A fist squeezed painfully around his heart. A lump rose up and threatened to lodge his words in his throat. She didn’t even realize the blessing she had bestowed on him.
But somehow, he managed to get the words through without tripping over them, without breaking her weighty gaze.
"It was this way right?" Gosalyn said as she sped down the sidewalk, not waiting for a response.
“I promise.”
"Gosalyn…" he replied gently.
"Then a left turn, and then we're back at the alley?"
She marched ahead of Drake so he couldn't see her face but he could hear the tightness closing in on her throat.
"Gosalyn," he called again.
"Come on, let's go. We don’t have much time right?"
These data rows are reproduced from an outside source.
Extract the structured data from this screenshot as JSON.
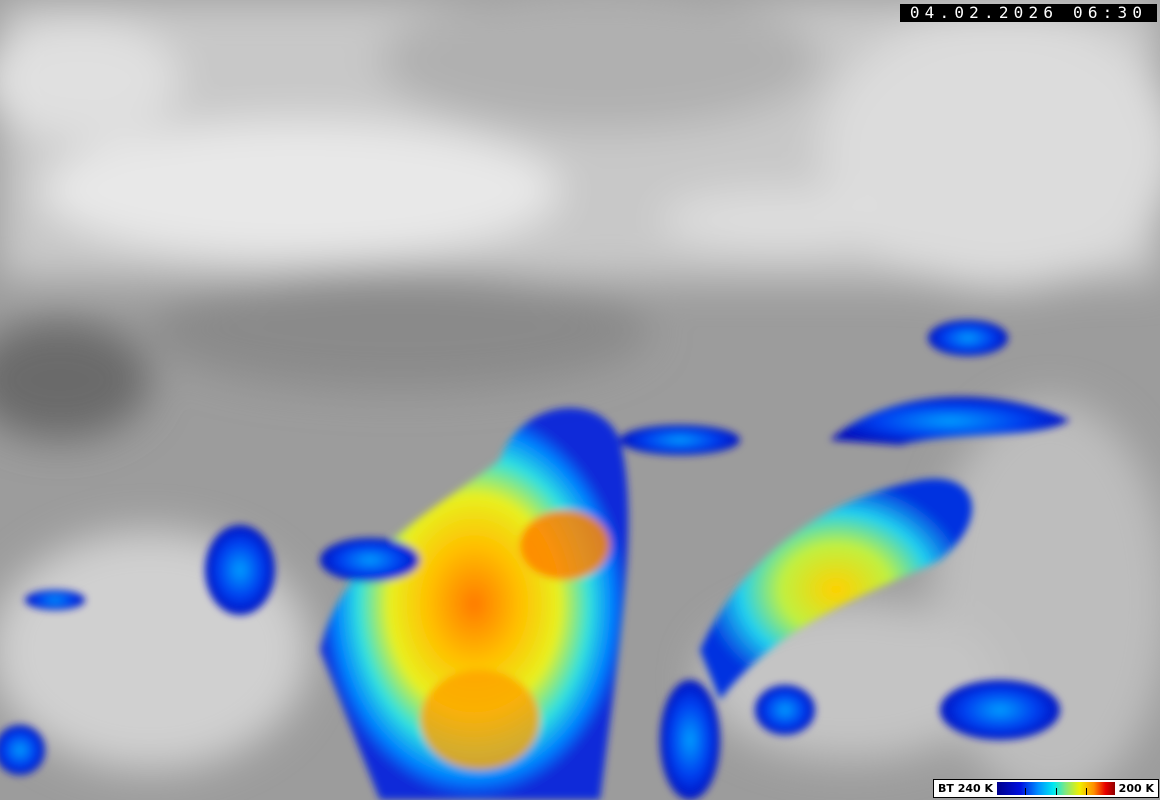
{
  "image": {
    "kind": "infrared satellite image",
    "timestamp": "04.02.2026 06:30"
  },
  "legend": {
    "label_left": "BT 240 K",
    "label_right": "200 K",
    "colors": [
      "#00008c",
      "#0010e0",
      "#0090ff",
      "#00e8f0",
      "#80e880",
      "#f0f000",
      "#ff9000",
      "#e80000",
      "#900000"
    ]
  }
}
Drake wasn't looking at the watch Fenton and Gearloose had given him. He was looking at the tension in her squared shoulders, at the tightly balled her fists she held at her sides.
"Just around the…the corner right?" Her voice splintered with the pain she was trying to hide. He didn't have to see her eyes to know they were tearing up.
"Gos," he said again, extending and hand to her shoulder.
One touch was all it took and she crumbled. Her knees buckled beneath her, but Drake was already there, sweeping her into his arms as she fell to the pavement.
Finally, finally, she allowed herself to cry and it was like opening floodgates. The sobs battered their way though her tiny ribcage and shoulders.
He cupped her head to his chest.
He had been older than she was now, when he had lost the family he had, or more accurately, he was cut out of it. The day came early, far too early for a child, when he realized home would never be home again. When the deep lurking fear- that dread that filled his belly during all hours of the day and swam into his head and heart during the late hours of night- turned to reality; the only two people in the world he would have expected to love him unconditionally - didn't.
He felt his heart break all over again, but not for himself, for the small child he held now, who tried to carry a loneliness no child should have to carry, all on her own.
He raked his mind, trying to find the words he would have given anything to hear when it had been him.
"I've got you," he said. "I'm not going anywhere. I'm right here. I'll always be right here."
And because he knew it was true, he added, "I love you, kid."
He held her, he held her as half a year’s worth of grief flooded from her. Even when the violent, heaving cries slowed, even when the strangled sobs spread into taut gasps of silence, when it seemed she had cried herself dry, he held her.
Her tiny body slumped into his, exhausted, fatigued, from finally dismounting the unbearable burden.
Eventually, a small alarm trilled from their watches. 10 minute warning.
Trembling, Gosalyn tried to stand, but her knees faltered. Drake held her tighter.
“No, it’s okay,” he said, “I’ll carry you until you’re ready. You don’t have to do this alone.”
She curled herself tighter in Drake’s arms, “Thanks Darkwing,” the whisper was so small he almost didn’t hear it.
And just like that, tucked close to his heart, under a tapestry of glimmering stars, he carried her the long way home.